The party noted that while Smuts served as the DA’s Shadow Minister of Home Affairs, Communications, and later in Justice and Constitutional Development, she distinguished herself.
“Whether it was in her work on the Truth and Reconciliation Commission legislation, on a modern communications policy, on working for the independence of the legal profession or in her heroic work on the Protection of State Information Bill, Dene always worked incredibly hard and with total devotion to the Constitution and the principles it enshrines,” it added.
Smut was the first female MP to serve as a whip in Parliament, and served as a mentor to many younger MPs and staff. The DA stated that Smuts never accepted laziness or fuzzy thinking from colleagues, and did not hesitate to scold them if necessary. She was a fearsome debater in caucus and in the House, and many a government Minister withered under her trenchant questioning.
“Dene Smuts will be remembered as a truly great parliamentarian, who stood unswervingly for a cause far bigger than her own personal advancement – an enduring set of principles and beliefs. Her service to a democratic South Africa has been profound, and we mourn her loss. We convey our deepest condolences to her family.”
Speaking also, the Congress of the People (COPE) said Smuts was a great MP who was treated with so much respect. Cope spokesperson Dennis Bloem however asserted that, “She is no longer with us but her contribution to the Bill of Rights will live on.”
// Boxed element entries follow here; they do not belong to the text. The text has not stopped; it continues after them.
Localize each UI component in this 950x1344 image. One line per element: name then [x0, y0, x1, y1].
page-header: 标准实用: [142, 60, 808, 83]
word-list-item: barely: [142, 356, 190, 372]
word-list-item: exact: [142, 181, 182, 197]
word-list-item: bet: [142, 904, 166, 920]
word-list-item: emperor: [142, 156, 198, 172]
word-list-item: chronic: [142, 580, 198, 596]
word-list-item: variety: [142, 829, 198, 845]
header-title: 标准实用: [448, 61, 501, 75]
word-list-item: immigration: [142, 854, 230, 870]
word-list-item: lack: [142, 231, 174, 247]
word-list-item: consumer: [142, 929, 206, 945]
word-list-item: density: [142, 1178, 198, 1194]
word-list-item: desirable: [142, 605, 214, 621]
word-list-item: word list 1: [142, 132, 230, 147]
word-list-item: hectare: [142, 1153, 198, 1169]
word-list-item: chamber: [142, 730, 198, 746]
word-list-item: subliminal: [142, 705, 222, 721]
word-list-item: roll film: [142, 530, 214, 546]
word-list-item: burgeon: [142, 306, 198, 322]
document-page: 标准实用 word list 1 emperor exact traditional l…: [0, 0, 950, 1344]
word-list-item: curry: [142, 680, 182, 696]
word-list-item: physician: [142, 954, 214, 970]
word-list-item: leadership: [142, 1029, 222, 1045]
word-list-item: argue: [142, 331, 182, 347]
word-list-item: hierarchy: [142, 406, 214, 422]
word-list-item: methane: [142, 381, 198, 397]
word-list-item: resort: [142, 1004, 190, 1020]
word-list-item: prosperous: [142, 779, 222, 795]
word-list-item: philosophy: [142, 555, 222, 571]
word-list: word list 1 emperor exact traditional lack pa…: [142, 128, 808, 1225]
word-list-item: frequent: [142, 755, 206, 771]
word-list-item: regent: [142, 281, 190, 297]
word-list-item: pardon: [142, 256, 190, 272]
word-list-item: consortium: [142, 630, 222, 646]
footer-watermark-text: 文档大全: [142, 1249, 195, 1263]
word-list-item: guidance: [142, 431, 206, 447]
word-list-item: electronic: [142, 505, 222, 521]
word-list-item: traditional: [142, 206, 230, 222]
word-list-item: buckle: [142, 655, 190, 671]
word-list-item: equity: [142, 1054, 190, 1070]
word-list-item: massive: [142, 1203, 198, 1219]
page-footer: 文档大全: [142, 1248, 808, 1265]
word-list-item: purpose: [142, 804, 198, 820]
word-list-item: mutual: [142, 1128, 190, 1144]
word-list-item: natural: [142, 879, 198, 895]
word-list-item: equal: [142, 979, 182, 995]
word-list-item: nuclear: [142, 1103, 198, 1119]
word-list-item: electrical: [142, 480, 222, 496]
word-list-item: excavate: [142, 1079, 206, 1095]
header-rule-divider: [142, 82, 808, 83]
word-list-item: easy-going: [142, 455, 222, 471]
Dene Smuts is largely remembered for her words two years ago. In 2014, Smuts wrote,
‘Now it is 13th April and I depart, having completed five Parliaments. The question is not the one people keep asking me – why I am leaving or how I can leave – but how I stayed for nearly a quarter of a century when the work so consumes a person’s life. I have stayed because it has always been possible to get much and sometimes almost all of what I argued, and where all else failed, to effect damage control. It would have been nice to end on achieving my own two Private Member’s Constitutional Amendments on the JSC and the NPA, but the arguments are out and have developed traction.”
Smuts was the daughter of a former judge president of the former Orange Free State, and was born and raised in the Free State. She graduated from Stellenbosch University with a BA honours degree in literature.